Billie Eilish: Hit Me Hard and Soft - The Tour Live in 3D

B
 
four stars

James Cameron and Billie Eilish team up for the singer’s seventh tour and third concert movie.

Billie Eilish Hit Me Hard and Soft

Image courtesy of Paramount Pictures.

by JAMES CAMERON-WILSON

Taylor Swift’s mega-selling The Eras Tour set a new gold standard for the concert movie. It really was a show and a half. In a curious way, Billie Eilish: Hit Me Hard and Soft - The Tour Live in 3D  is both the same thing and the polar opposite, being a major musical event featuring a massively successful American singer-songwriter. Both stars command enormous artistic agency and pack out the same humongous arenas, both are young and conventionally attractive and both know how to satiate their fans’ needs. Here, Hit Me Hard and Soft has the advantage of James Cameron standing behind the camera (and firing the questions), breaking up the musical numbers with backstage colour and interviews and covering the fans both in and outside the venue.

The few time-lapsed opening minutes reveal just what a colossal undertaking it is to put on a pop concert of this size, employing an army of engineers, technicians and roadies assembling the machinery that will keep 77,931 fans enraptured for the next 105 minutes. Whereas Taylor Swift peddles her sex appeal and showbusiness razzamatazz, Billie Eilish prefers the bag lady aesthetic that detracts from the sexualisation of her on-stage persona. She’s really not interested in the pressures of physical allure and revealing outfits – her songs are the thing. Here, there’s little small talk, the numbers themselves telling Billie’s personal story of growing up in the limelight and coping with her vulnerabilities, body image, mental health and hypermobility. Regarding the latter, she shows off the plasters and bandages that litter her legs and talks about the pain that accompanies every stage show, with a self-deprecating shrug of, “what can you do?” Nevertheless, hers is a very physical performance, the singer prancing around the stage like a springbok and grasping at her fans’ outstretched hands, accumulating numerous scratches along the way from eager fingernails – it is an intimate connection for her admirers, a split-second bonding by blood.

The movie’s downside is a certain lack of place (the concert was predominantly filmed at Manchester’s Co-op Live arena, as well as in Phoenix, Arizona) and Billie’s enunciation. Even as the crowd mouths along to her lyrics, it’s still not easy to know what she’s singing about. It’s a common malfunction perpetrated by many of today’s singers, a far cry from the storytelling finesse of, say, Carole King or Joni Mitchell half a century earlier.

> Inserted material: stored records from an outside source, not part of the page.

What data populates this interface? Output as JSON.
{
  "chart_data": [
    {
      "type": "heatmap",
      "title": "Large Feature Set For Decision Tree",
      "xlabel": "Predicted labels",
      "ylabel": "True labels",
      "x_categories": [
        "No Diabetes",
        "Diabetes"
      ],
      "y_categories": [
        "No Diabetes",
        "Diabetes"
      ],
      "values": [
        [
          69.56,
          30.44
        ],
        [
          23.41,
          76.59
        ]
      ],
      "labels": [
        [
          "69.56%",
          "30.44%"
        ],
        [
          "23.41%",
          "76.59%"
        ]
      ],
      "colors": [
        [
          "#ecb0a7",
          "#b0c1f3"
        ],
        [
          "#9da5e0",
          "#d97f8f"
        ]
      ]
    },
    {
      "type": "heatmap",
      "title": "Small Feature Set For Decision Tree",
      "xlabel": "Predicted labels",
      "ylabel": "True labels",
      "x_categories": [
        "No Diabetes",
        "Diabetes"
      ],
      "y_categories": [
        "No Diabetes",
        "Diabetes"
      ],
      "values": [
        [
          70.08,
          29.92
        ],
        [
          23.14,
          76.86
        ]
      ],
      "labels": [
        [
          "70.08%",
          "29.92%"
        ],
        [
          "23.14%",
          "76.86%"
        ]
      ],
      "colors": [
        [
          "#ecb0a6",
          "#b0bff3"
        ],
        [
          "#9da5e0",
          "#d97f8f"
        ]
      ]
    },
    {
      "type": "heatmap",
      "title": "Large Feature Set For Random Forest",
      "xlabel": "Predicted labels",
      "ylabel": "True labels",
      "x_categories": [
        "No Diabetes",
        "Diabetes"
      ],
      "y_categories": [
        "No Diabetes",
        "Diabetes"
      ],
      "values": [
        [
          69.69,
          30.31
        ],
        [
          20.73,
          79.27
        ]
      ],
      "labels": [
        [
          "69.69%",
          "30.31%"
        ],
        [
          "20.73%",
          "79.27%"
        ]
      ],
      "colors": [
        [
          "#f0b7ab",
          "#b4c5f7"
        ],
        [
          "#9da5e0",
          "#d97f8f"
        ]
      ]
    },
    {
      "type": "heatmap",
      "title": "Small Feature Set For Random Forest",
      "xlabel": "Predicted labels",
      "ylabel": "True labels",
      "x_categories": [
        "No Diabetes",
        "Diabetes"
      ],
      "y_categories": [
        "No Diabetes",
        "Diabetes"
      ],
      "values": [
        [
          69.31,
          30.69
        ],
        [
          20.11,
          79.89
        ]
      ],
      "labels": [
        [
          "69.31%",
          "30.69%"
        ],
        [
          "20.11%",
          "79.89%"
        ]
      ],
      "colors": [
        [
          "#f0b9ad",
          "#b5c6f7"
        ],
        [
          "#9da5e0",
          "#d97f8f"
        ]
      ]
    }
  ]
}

But this is one for the fans, a demographic that recognises in Billie Eilish a spokesperson for their generation, a Messianic figure who preaches that it’s just OK to be yourself in a constantly troublesome world.


Featuring‍ ‍Billie Eilish, James Cameron, Finneas O’Connell. 

Dir James Cameron and Billie Eilish, Pro James Cameron, John Brooks, Maggie Laird and Billie Eilish, Ph John Brooks, Ed Ben Wainwright-Pearce, Sound Wayne Pashley. 

Lightstorm Earth/Darkroom Films/Interscope Films-Paramount Pictures.
114 mins. USA. 2026. UK and US Rel: 8 May 2026. Cert. 12A.